I'm only mentioning it now because I promised to post every day while Jennifer's sick. I can write about my family or books (my essays are about both), but the other big thing in my life is this project, this stack of journals, this list of files. My brain returns to it all day long. If I plan for it, I can make myself dream about it (This is the one thing missing from the many books on writing that I have read: manipulating your subconscious into resolving plot or character problems in your dreams. Many thanks to Beck for this excellent piece of advice).

I am stuck right now. I need a good solid weekend with a working printer (our kids sat on ours and broke it), an internet connection and a lot of coffee. Life with small children means I am unlikely to get it. I keep telling myself that next year, when all four of the kids will be in school, will be my productive year. That keeps me from getting too frustrated, even if it isn't actually true.

Rabbi Akiva began studying Torah well into adulthood, unlike most of his colleagues. He famously saw a rock which was being hollowed out by years of slowly dripping water. "Am I dumber than a rock?" he asked himself. Bit by bit, he could learn anything, like water shaping a rock, so he began to study.

Bit by bit, I tell myself, I can write anything. For now, I carry a pen and a journal in my purse, and I use any unoccupied moments to jot down sentences. It's not enough, but it's still words. Eventually, I hope, there will be enough of them.

Tuesday, January 8, 2013

Cleaning Out the Furnace Room

Jennifer Fulwiler, who writes one of my favorite blogs, Conversion Diary, is pregnant and ill with blood clots in her lungs. She expects to recover, but it will take months. In the meantime, she is reading lots of blogs. If I lived in the same town as Jennifer, I would bring her soup or invite her kids over to my house for an afternoon. I don't live in Jennifer's town, so the next best thing I can do is write frequently on the blog to entertain her. Here we go.

Yesterday I cleaned out the furnace room. We call it the furnace room because it contains the furnace.  We're literalists, that way. We could also call it the room of unidentified junk we step over to get to the furnace if it stops working. That would be more accurate. Or maybe the room of the sneaky condenser leak that ran under the basement carpet along the wall for two months until it molded. That gives it some history. Clearly it's a room of adventure.

But I cleaned it out this week. I threw out two suitcases with holes in them. I threw out parts to a stroller we gave away years ago, and empty boxes from appliances that broke five years ago. I threw out styrofoam and plastic sheeting. My husband loaded two headboards, four bed frames, and an old rug into my dad's truck and I drove them to Goodwill. I don't know how we crammed all that junk into the furnace room. I also don't know why.

Besides all the junk, we keep our tools in the furnace room. Most of them. The ones that aren't left  under the sink or in a tin can on a shelf or deep down between the couch cushions. After I cleaned out the junk, I started sorting the tools. This was challenging, since I didn't know what several of them were. But I got them more or less organized: things that tighten, things that pound, things that are sharp, things that are rough, things I can't identify.

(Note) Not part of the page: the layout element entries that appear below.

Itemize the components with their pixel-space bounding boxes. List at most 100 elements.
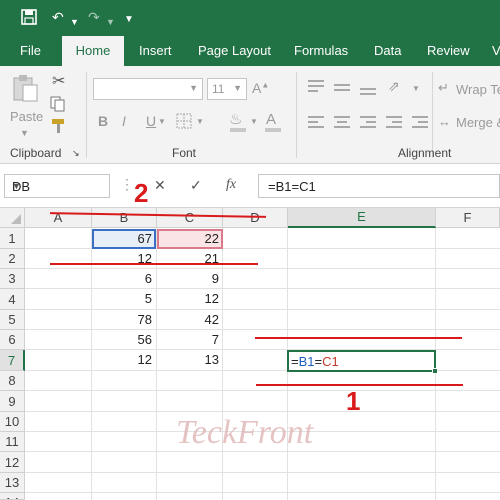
font-group-label: Font (172, 146, 197, 160)
top-align-icon[interactable] (308, 80, 324, 95)
row-header-14[interactable]: 14 (0, 493, 25, 500)
formula-bar: DB ▼ ⋮ ✕ ✓ fx =B1=C1 (0, 164, 500, 208)
active-cell-e7[interactable]: =B1=C1 (287, 350, 436, 372)
cell-b4[interactable]: 5 (92, 289, 156, 309)
tab-review[interactable]: Review (427, 36, 470, 66)
row-header-10[interactable]: 10 (0, 412, 25, 432)
ribbon: Paste ▼ ✂ Clipboard ↘ ▼ 11 ▼ A▲ B I U ▼ … (0, 66, 500, 164)
copy-icon[interactable] (50, 96, 70, 115)
column-header-b[interactable]: B (92, 208, 157, 228)
decrease-indent-icon[interactable] (386, 116, 402, 131)
column-header-c[interactable]: C (157, 208, 223, 228)
select-all-button[interactable] (0, 208, 25, 228)
align-center-icon[interactable] (334, 116, 350, 131)
undo-dropdown-icon[interactable]: ▼ (70, 13, 79, 31)
row-header-8[interactable]: 8 (0, 371, 25, 391)
cell-c3[interactable]: 9 (157, 269, 223, 289)
save-icon[interactable] (20, 8, 38, 30)
underline-dropdown-icon[interactable]: ▼ (158, 117, 166, 126)
cell-c1[interactable]: 22 (157, 229, 223, 249)
insert-function-button[interactable]: fx (226, 177, 236, 193)
cell-b5[interactable]: 78 (92, 310, 156, 330)
formula-input[interactable]: =B1=C1 (258, 174, 500, 198)
cell-b3[interactable]: 6 (92, 269, 156, 289)
redo-dropdown-icon[interactable]: ▼ (106, 13, 115, 31)
gridline (25, 492, 500, 493)
row-header-6[interactable]: 6 (0, 330, 25, 350)
row-header-11[interactable]: 11 (0, 432, 25, 452)
cell-c7[interactable]: 13 (157, 350, 223, 370)
clipboard-group-label: Clipboard (10, 146, 62, 160)
customize-icon[interactable]: ▼ (124, 11, 134, 29)
bottom-align-icon[interactable] (360, 88, 376, 98)
format-painter-icon[interactable] (50, 118, 68, 137)
cell-c5[interactable]: 42 (157, 310, 223, 330)
fill-handle[interactable] (432, 368, 438, 374)
enter-button[interactable]: ✓ (190, 177, 202, 194)
cell-b1[interactable]: 67 (92, 229, 156, 249)
underline-button[interactable]: U (146, 113, 156, 129)
redo-icon[interactable]: ↷ (88, 8, 100, 26)
chevron-down-icon: ▼ (233, 83, 242, 93)
cell-b6[interactable]: 56 (92, 330, 156, 350)
clipboard-launcher-icon[interactable]: ↘ (72, 148, 80, 159)
increase-indent-icon[interactable] (412, 116, 428, 131)
formula-ref-c1: C1 (322, 354, 339, 369)
fill-color-dropdown-icon[interactable]: ▼ (250, 117, 258, 126)
cell-b7[interactable]: 12 (92, 350, 156, 370)
tab-view[interactable]: V (492, 36, 500, 66)
column-header-f[interactable]: F (436, 208, 500, 228)
fill-color-icon[interactable]: ♨ (229, 110, 242, 128)
align-right-icon[interactable] (360, 116, 376, 131)
font-size-combo[interactable]: 11 ▼ (207, 78, 247, 100)
row-header-7[interactable]: 7 (0, 350, 25, 371)
tab-page-layout[interactable]: Page Layout (198, 36, 271, 66)
column-header-e[interactable]: E (288, 208, 436, 228)
cell-c2[interactable]: 21 (157, 249, 223, 269)
row-header-1[interactable]: 1 (0, 228, 25, 249)
row-header-4[interactable]: 4 (0, 289, 25, 310)
grow-font-icon[interactable]: A▲ (252, 80, 269, 96)
worksheet-grid[interactable]: A B C D E F 1 2 3 4 5 6 7 8 9 10 11 12 1… (0, 208, 500, 500)
paste-button[interactable]: Paste (10, 109, 43, 124)
wrap-text-icon[interactable]: ↵ (438, 80, 449, 96)
row-header-13[interactable]: 13 (0, 473, 25, 493)
annotation-line (50, 263, 258, 265)
tab-formulas[interactable]: Formulas (294, 36, 348, 66)
tab-home[interactable]: Home (62, 36, 124, 66)
middle-align-icon[interactable] (334, 84, 350, 94)
borders-icon[interactable] (176, 113, 192, 132)
paste-icon[interactable] (10, 74, 40, 107)
bold-button[interactable]: B (98, 113, 108, 129)
cell-b2[interactable]: 12 (92, 249, 156, 269)
font-color-button[interactable]: A (266, 111, 276, 128)
merge-button[interactable]: Merge & (456, 115, 500, 130)
cell-c6[interactable]: 7 (157, 330, 223, 350)
italic-button[interactable]: I (122, 113, 126, 129)
merge-icon[interactable]: ↔ (438, 114, 451, 129)
ribbon-tabs: File Home Insert Page Layout Formulas Da… (0, 36, 500, 66)
row-header-9[interactable]: 9 (0, 391, 25, 412)
font-name-combo[interactable]: ▼ (93, 78, 203, 100)
row-header-12[interactable]: 12 (0, 452, 25, 473)
align-left-icon[interactable] (308, 116, 324, 131)
orientation-icon[interactable]: ⇗ (388, 78, 400, 95)
tab-data[interactable]: Data (374, 36, 401, 66)
tab-file[interactable]: File (20, 36, 41, 66)
gridline (25, 411, 500, 412)
orientation-dropdown-icon[interactable]: ▼ (412, 84, 420, 93)
cancel-button[interactable]: ✕ (154, 177, 166, 194)
cut-icon[interactable]: ✂ (52, 71, 65, 91)
tab-insert[interactable]: Insert (139, 36, 172, 66)
paste-dropdown-icon[interactable]: ▼ (20, 128, 29, 138)
wrap-text-button[interactable]: Wrap Te (456, 82, 500, 97)
column-header-d[interactable]: D (223, 208, 288, 228)
row-header-5[interactable]: 5 (0, 310, 25, 330)
row-header-2[interactable]: 2 (0, 249, 25, 269)
cell-c4[interactable]: 12 (157, 289, 223, 309)
name-box[interactable]: DB ▼ (4, 174, 110, 198)
undo-icon[interactable]: ↶ (52, 8, 64, 26)
column-header-a[interactable]: A (25, 208, 92, 228)
borders-dropdown-icon[interactable]: ▼ (196, 117, 204, 126)
row-header-3[interactable]: 3 (0, 269, 25, 289)
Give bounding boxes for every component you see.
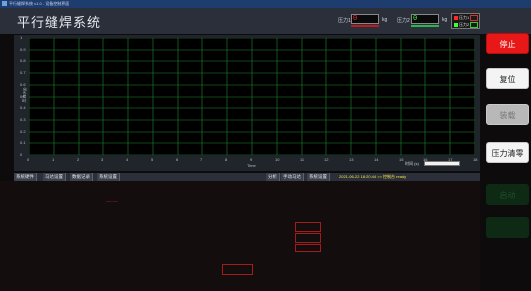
x-tick-label: 15 xyxy=(399,157,404,162)
legend-swatch xyxy=(454,15,458,20)
extra-button[interactable] xyxy=(486,217,529,238)
x-tick-label: 0 xyxy=(27,157,30,162)
y-tick-label: 0.6 xyxy=(20,82,26,87)
x-tick-label: 18 xyxy=(473,157,478,162)
y-tick-label: 0.2 xyxy=(20,129,26,134)
x-tick-label: 10 xyxy=(275,157,280,162)
pressure2-bar xyxy=(411,25,439,27)
x-range-label: 时间 (s) xyxy=(405,161,419,166)
legend-plot-icon[interactable] xyxy=(470,22,478,28)
pressure2-unit: kg xyxy=(442,17,448,23)
x-tick-label: 9 xyxy=(250,157,253,162)
pressure2-label: 压力2 xyxy=(397,18,410,24)
x-tick-label: 14 xyxy=(374,157,379,162)
x-tick-label: 1 xyxy=(52,157,55,162)
pressure2-display: 0 xyxy=(411,14,439,24)
tab-manual-motor[interactable]: 手动马达 xyxy=(281,173,304,181)
pressure1-unit: kg xyxy=(382,17,388,23)
x-tick-label: 2 xyxy=(77,157,80,162)
legend-label: 压力1 xyxy=(459,15,470,20)
y-tick-label: 0.4 xyxy=(20,105,26,110)
tab-analysis[interactable]: 分析 xyxy=(266,173,280,181)
window-titlebar: 平行缝焊系统 v1.0 - 设备控制界面 xyxy=(0,0,531,8)
reset-button[interactable]: 复位 xyxy=(486,68,529,89)
process-canvas: —·— xyxy=(0,181,480,291)
pressure1-label: 压力1 xyxy=(338,18,351,24)
x-tick-label: 3 xyxy=(101,157,104,162)
status-message: 2021-06-22 18:20:44 >> 控制台 ready xyxy=(339,174,407,179)
tab-system-settings-2[interactable]: 系统设置 xyxy=(307,173,330,181)
tab-motor-settings[interactable]: 马达设置 xyxy=(43,173,66,181)
legend-label: 压力2 xyxy=(459,22,470,27)
y-axis-label: 压力(kg) xyxy=(21,87,27,103)
tab-system-hardware[interactable]: 系统硬件 xyxy=(14,173,37,181)
x-tick-label: 5 xyxy=(151,157,154,162)
chart-grid xyxy=(28,37,476,156)
app-window-icon xyxy=(2,1,7,6)
x-tick-label: 8 xyxy=(225,157,228,162)
legend-item-1: 压力1 xyxy=(454,15,469,21)
legend-plot-icon[interactable] xyxy=(470,15,478,21)
x-tick-label: 6 xyxy=(176,157,179,162)
x-tick-label: 11 xyxy=(300,157,305,162)
y-tick-label: 0.7 xyxy=(20,70,26,75)
canvas-box xyxy=(295,233,321,243)
y-tick-label: 0.1 xyxy=(20,140,26,145)
y-tick-label: 1 xyxy=(20,35,23,40)
chart-legend: 压力1 压力2 xyxy=(451,13,480,29)
canvas-marker: —·— xyxy=(106,199,118,205)
canvas-box xyxy=(295,244,321,252)
pressure1-bar xyxy=(351,25,379,27)
legend-swatch xyxy=(454,22,458,27)
y-tick-label: 0.9 xyxy=(20,47,26,52)
chart-plot-area[interactable] xyxy=(28,37,476,156)
x-tick-label: 12 xyxy=(324,157,329,162)
y-tick-label: 0 xyxy=(20,152,23,157)
page-title: 平行缝焊系统 xyxy=(17,15,102,30)
y-tick-label: 0.3 xyxy=(20,117,26,122)
canvas-box xyxy=(295,222,321,232)
pressure1-display: 0 xyxy=(351,14,379,24)
load-button[interactable]: 装载 xyxy=(486,104,529,125)
x-tick-label: 7 xyxy=(200,157,203,162)
status-bar: 系统硬件 马达设置 数据记录 系统设置 分析 手动马达 系统设置 2021-06… xyxy=(14,173,480,181)
stop-button[interactable]: 停止 xyxy=(486,33,529,54)
x-range-input[interactable] xyxy=(424,161,460,166)
window-title: 平行缝焊系统 v1.0 - 设备控制界面 xyxy=(9,1,70,6)
x-tick-label: 4 xyxy=(126,157,129,162)
tab-data-records[interactable]: 数据记录 xyxy=(70,173,93,181)
pressure-zero-button[interactable]: 压力清零 xyxy=(486,142,529,163)
x-tick-label: 13 xyxy=(349,157,354,162)
y-tick-label: 0.8 xyxy=(20,58,26,63)
x-axis-label: Time xyxy=(247,163,256,168)
start-button[interactable]: 启动 xyxy=(486,184,529,205)
canvas-box xyxy=(222,264,253,275)
tab-system-settings[interactable]: 系统设置 xyxy=(97,173,120,181)
legend-item-2: 压力2 xyxy=(454,22,469,28)
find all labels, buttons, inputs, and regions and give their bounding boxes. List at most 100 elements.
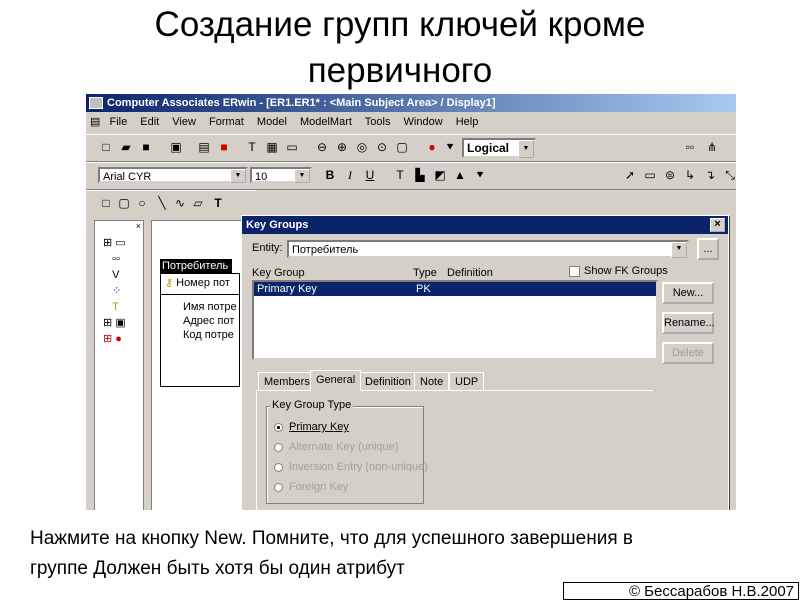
line-icon[interactable]: ╲	[154, 195, 170, 211]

I cleaned and organized and tried to simplify. Still, I could not bring myself to throw away screws and nails. There are pounds and pounds of screws and nails in that basement. Why do I keep them? Am I planning to begin a rash of home carpentry projects? Perhaps using the tools I can't identify! I bet they take extra screws.

Unless the handful of frames I have hanging on my walls inexplicably increase in mass and require an additional 127 nails apiece to hold them up, I am in no danger of running out.